The result of both parties’ spoliation: an adverse inference sanction was granted for defendant’s spoliation of the video and for plaintiff’s spoliation of the statements from the earlier email request. Plaintiff was also sanctioned for defendant’s costs for the original requests for production as well as re-deposing witnesses.
And so the lessons to be learned? Make sure you halt routine destruction of evidence. This cannot be emphasized enough. Additionally, if you are advising your clients on a suit, don’t let them create evidence that could impact the case. It should go without stating that you should not let your witnesses fabricate evidence either, but it never hurts to remind some attorneys.

A Rambus in the SEC?

In the world of e-discovery and spoliation, the Securities and Exchange Commission in some respects committed a Rambus-level spoliation violation.  We all know what happened in the Rambus cases – Rambus’s “shred days” were, to say it nicely, not looked upon favorably.  The company’s “shred days” policy resulted in severe sanctions effectively terminating some of the disputes it brought.  But, the SEC is not Rambus or a private company, and we are not in court.  Moreover, if the SEC did receive sanctions (or if it receives fines as a result of any justice department action), the costs of such sanctions would be paid for by the taxpayers.  That would only mean more costs for taxpayers adding to what has been a costly few years taxpayers.  Regardless, the repercussions of their destruction policies have also been paid for by taxpayers.

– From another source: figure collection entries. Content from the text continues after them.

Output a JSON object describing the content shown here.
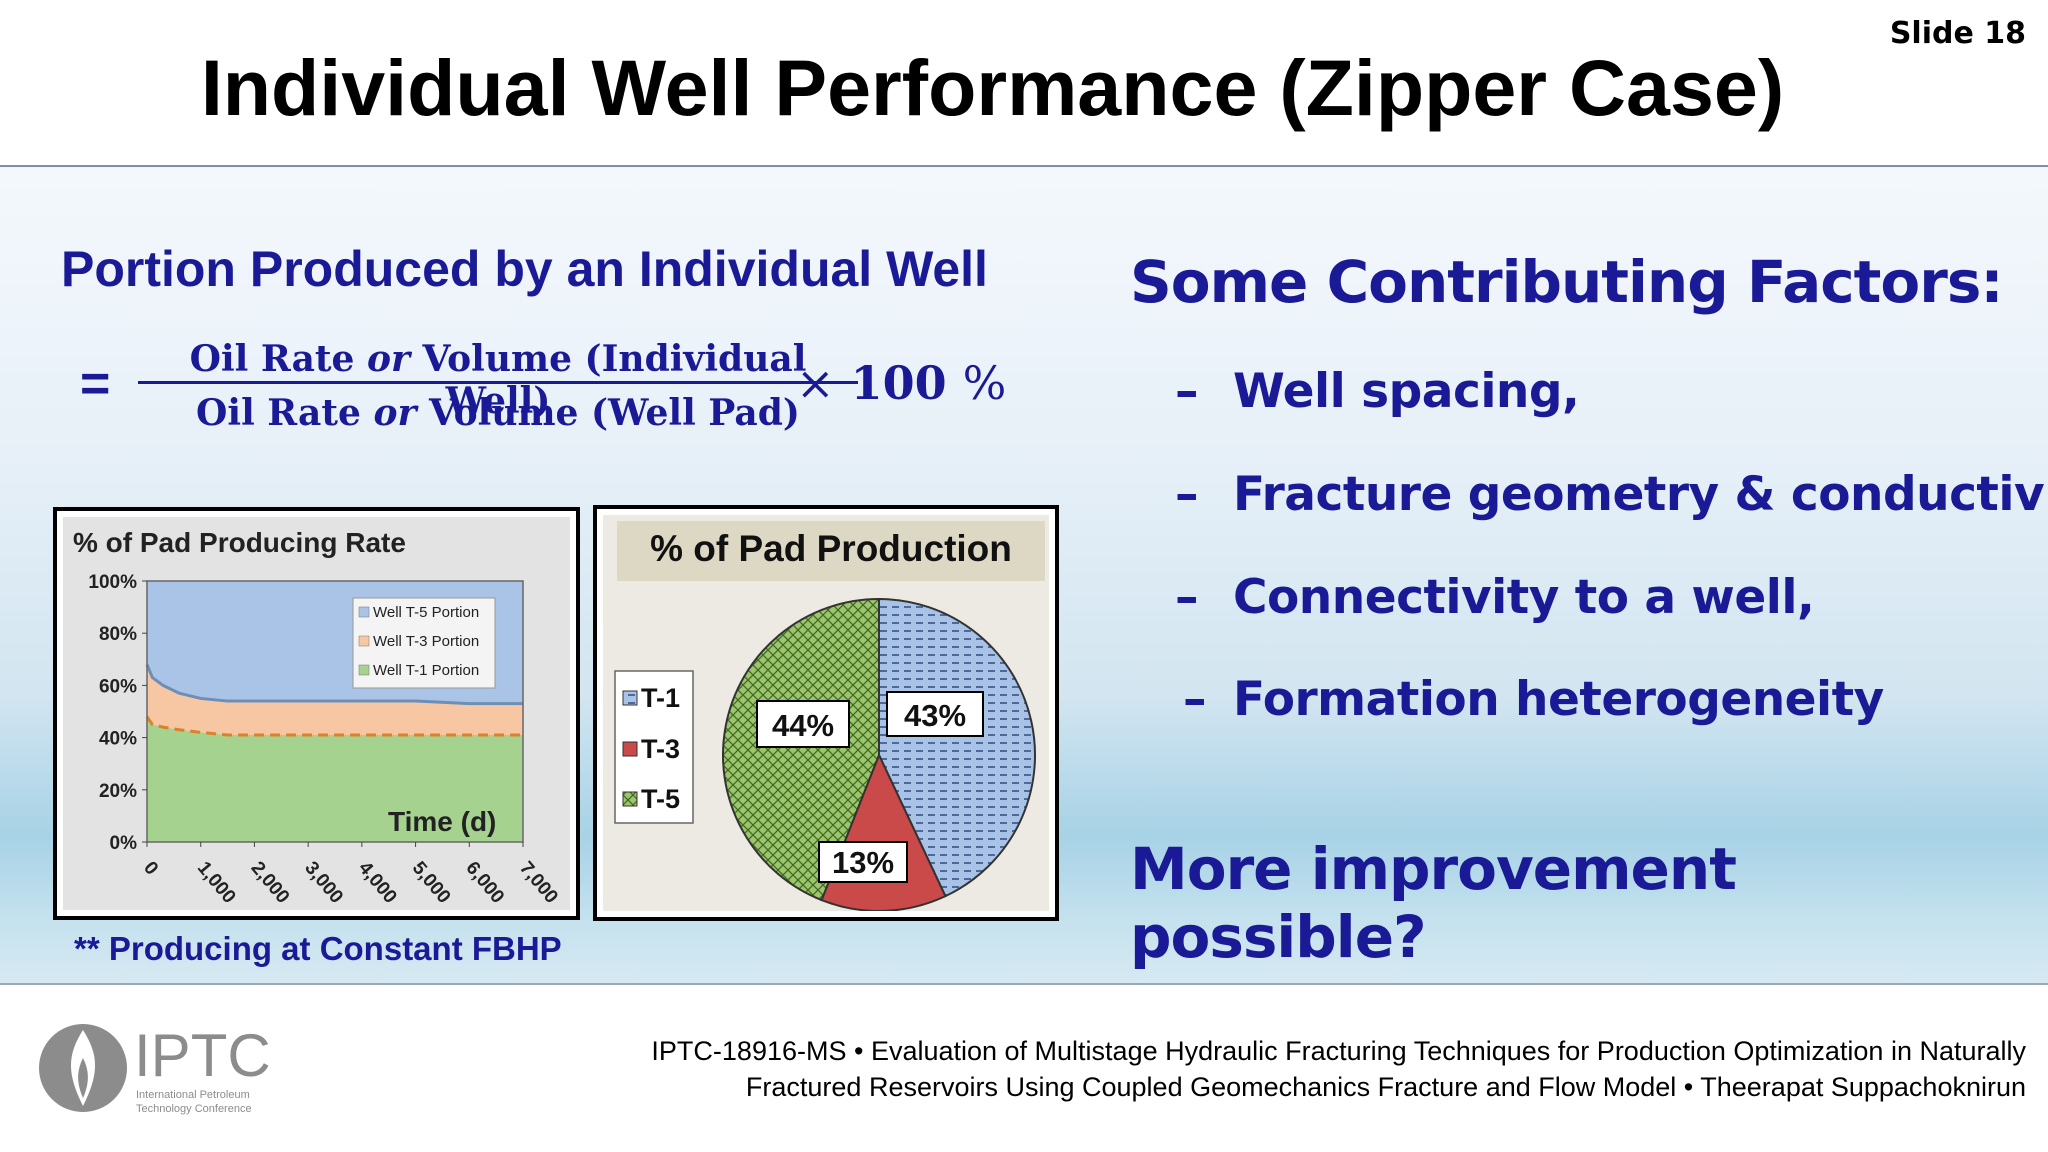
{
  "slide": {
    "number_label": "Slide 18",
    "title": "Individual Well Performance (Zipper Case)"
  },
  "left": {
    "heading": "Portion Produced by an Individual Well",
    "formula": {
      "equals": "=",
      "numerator_a": "Oil Rate ",
      "numerator_or": "or",
      "numerator_b": " Volume (Individual Well)",
      "denominator_a": "Oil Rate ",
      "denominator_or": "or",
      "denominator_b": " Volume (Well Pad)",
      "times": "×",
      "hundred": "100",
      "percent": "%"
    },
    "note": "** Producing at Constant FBHP"
  },
  "right": {
    "heading": "Some Contributing Factors:",
    "dash": "–",
    "factors": [
      "Well spacing,",
      "Fracture geometry & conductivity",
      "Connectivity to a well,",
      "Formation heterogeneity"
    ],
    "closing": "More improvement possible?"
  },
  "footer": {
    "citation_line1": "IPTC-18916-MS • Evaluation of Multistage Hydraulic Fracturing Techniques for Production Optimization in Naturally",
    "citation_line2": "Fractured Reservoirs Using Coupled Geomechanics Fracture and Flow Model • Theerapat Suppachoknirun",
    "logo_text": "IPTC",
    "logo_subtext_1": "International Petroleum",
    "logo_subtext_2": "Technology Conference"
  },
  "colors": {
    "heading_blue": "#1a1a96",
    "t1": "#a9c4e6",
    "t3": "#f7c6a3",
    "t5": "#a6d28f",
    "pie_t1": "#8fb0dc",
    "pie_t3": "#c94a48",
    "pie_t5": "#86b84f"
  },
  "chart_data": [
    {
      "type": "area",
      "title": "% of Pad Producing Rate",
      "xlabel": "Time (d)",
      "ylabel": "",
      "xlim": [
        0,
        7000
      ],
      "ylim": [
        0,
        100
      ],
      "x_ticks": [
        "0",
        "1,000",
        "2,000",
        "3,000",
        "4,000",
        "5,000",
        "6,000",
        "7,000"
      ],
      "y_ticks": [
        "0%",
        "20%",
        "40%",
        "60%",
        "80%",
        "100%"
      ],
      "x": [
        0,
        100,
        300,
        600,
        1000,
        1500,
        2000,
        3000,
        4000,
        5000,
        6000,
        7000
      ],
      "series": [
        {
          "name": "Well T-1 Portion",
          "values": [
            48,
            45,
            44,
            43,
            42,
            41,
            41,
            41,
            41,
            41,
            41,
            41
          ]
        },
        {
          "name": "Well T-3 Portion",
          "values": [
            20,
            18,
            16,
            14,
            13,
            13,
            13,
            13,
            13,
            13,
            12,
            12
          ]
        },
        {
          "name": "Well T-5 Portion",
          "values": [
            32,
            37,
            40,
            43,
            45,
            46,
            46,
            46,
            46,
            46,
            47,
            47
          ]
        }
      ],
      "legend": "top-right",
      "grid": false
    },
    {
      "type": "pie",
      "title": "% of Pad Production",
      "categories": [
        "T-1",
        "T-3",
        "T-5"
      ],
      "values": [
        43,
        13,
        44
      ],
      "labels": [
        "43%",
        "13%",
        "44%"
      ],
      "legend": "left"
    }
  ]
}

The story goes like this:  In early 2010, an SEC whistle-blower, Darcy Flynn, raised questions about the document retention policies of the SEC.  According to a New York Times article, the SEC had a policy in which it routinely destroyed documents for “matters under investigation” that had been closed.  These “matters under investigation” were in essence preliminary investigations that did not result in full investigations.  Apparently, the SEC policy was an internally posted policy that dated to at least the early 1990s and allowed documents for such closed matters to be destroyed.  At first glance, that doesn’t sound so bad.

But, according to some, these closed “matters under investigation” involved many investigations of individuals who were involved in or were subsequently charged with SEC violations relating to the 2008 Wall Street collapse as well as economic crises from earlier times.  No one knows whether some of those destroyed documents may have contained evidence that could have aided subsequent investigations.  Destruction may have also wiped out evidence that showed SEC investigators providing favors to private-sector former colleagues or future employers.  If the SEC were a company, it would have faced serious spoliation charges.

The good news is that the SEC has amended its policy, hopefully in compliance with a deal it worked out with the National Archives and Records Administration requiring it to retain documents for 25 years.  Perhaps this new policy is more akin to one of the purposes of the SEC – to ensure Wall Street retains its records and to fine those who fail to do so.  They may be well-advised to look into better records management solutions that allow for appropriate retention, storage and disposition of documents.